Selon le Directeur parlementaire du budget, [5] le chiffre de 82 G$CA sera insuffisant pour atteindre la cible de 2 % du PIB étant donné qu’il sera plus élevé que le montant prévu par le gouvernement. [6] En conséquence, le budget militaire devrait frôler les 100 G$CA, soit 60 milliards de plus que les 41 milliards d’aujourd’hui. Où donc prendre ces 60 milliards additionnels ?
Des enjeux importants
Trois possibilités s’offrent au gouvernement pour supporter cette hausse des dépenses militaires : augmenter les impôts, couper dans les dépenses sociales, de santé et d’éducation, ou défoncer le plafond de la dette par rapport au PIB. Puisque le gouvernement fédéral s’est engagé à limiter le ratio de son déficit budgétaire à 1 % du PIB, la troisième option est écartée pour l’instant. Quant à l’option de hausser les impôts, la probabilité est forte qu’elle soit écartée pour des raisons électoralistes. Au final, des restrictions budgétaires pourraient être appliquées dans les autres missions de l’État.

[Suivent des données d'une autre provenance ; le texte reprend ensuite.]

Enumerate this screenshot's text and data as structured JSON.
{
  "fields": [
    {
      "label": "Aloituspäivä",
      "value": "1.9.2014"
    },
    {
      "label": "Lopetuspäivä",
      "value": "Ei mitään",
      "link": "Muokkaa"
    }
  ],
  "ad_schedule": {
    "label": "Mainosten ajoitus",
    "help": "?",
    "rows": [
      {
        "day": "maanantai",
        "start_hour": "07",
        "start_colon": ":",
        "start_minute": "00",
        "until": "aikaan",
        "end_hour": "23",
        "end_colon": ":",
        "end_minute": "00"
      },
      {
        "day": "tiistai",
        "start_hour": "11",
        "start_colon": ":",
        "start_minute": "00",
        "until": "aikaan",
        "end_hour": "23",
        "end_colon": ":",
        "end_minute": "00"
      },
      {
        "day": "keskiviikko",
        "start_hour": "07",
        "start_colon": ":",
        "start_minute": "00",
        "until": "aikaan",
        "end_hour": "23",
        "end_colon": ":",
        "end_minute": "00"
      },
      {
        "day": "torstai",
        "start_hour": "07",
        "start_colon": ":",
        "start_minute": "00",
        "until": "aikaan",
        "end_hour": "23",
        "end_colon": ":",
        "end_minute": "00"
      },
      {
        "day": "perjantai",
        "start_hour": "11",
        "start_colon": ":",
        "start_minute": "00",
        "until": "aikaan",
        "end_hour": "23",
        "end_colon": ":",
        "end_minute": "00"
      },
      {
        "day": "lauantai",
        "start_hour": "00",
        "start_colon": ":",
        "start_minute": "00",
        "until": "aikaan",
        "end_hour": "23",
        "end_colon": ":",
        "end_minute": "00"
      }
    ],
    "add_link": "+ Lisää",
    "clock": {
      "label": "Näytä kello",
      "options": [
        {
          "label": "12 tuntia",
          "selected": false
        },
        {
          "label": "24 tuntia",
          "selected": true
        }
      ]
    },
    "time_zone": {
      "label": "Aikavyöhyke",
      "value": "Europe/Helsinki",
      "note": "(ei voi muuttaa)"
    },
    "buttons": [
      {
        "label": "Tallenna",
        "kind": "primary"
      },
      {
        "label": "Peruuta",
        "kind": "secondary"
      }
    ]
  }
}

Pour illustrer l’ampleur de ces restrictions, voici ce que pourraient représenter ces 60 milliards additionnels de dépenses militaires. Puisque ce montant équivaut à 82 % des dépenses publiques en éducation primaire et secondaire, à 21 % des dépenses fédérales de protection sociale [7] et au quart des dépenses publiques en santé, [8] les montants en jeu seraient respectivement de l’ordre de 49 G$CA, de 13 G$CA et de 15 G$CA.
Or, la cible de 2 % du PIB pourrait être portée à 3 % lors du prochain sommet de l’OTAN en juin, de sorte que le Canada devrait hausser son budget militaire à 90 milliards de dollars. Pareil montant pourrait s’avérer catastrophique pour le financement des autres missions de l’État, étant donné que ces 90 milliards représenteraient 122 % des dépenses publiques en éducation et le tiers des budgets de la protection sociale et de la santé, c’est-à-dire des montants de 110 G$CA dans l’éducation, de 27 G$CA dans la protection sociale et de 30 G$CA dans la santé. Imaginez les montant en jeu si le Canada devait dépenser 150 G$CA pour se conformer à la demande de Trump de porter le budget militaire à 5 % du PIB. Cela conduirait à charcuter une partie importante du budget de l’État, comme le fait actuellement Elon Musk aux États-Unis.
Des alternatives
Devant l’impasse budgétaire qui se profile entre le réarmement accéléré et les enjeux sociaux et environnementaux toujours grandissants, on se doit d’exercer des pressions dans deux directions. D’abord, inciter nos gouvernements à investir dans la prévention des conflits plutôt que dans les préparatifs de guerre. Ensuite, investir dans l’aide aux pays pauvres qui sont les plus grandes victimes des conflits armés.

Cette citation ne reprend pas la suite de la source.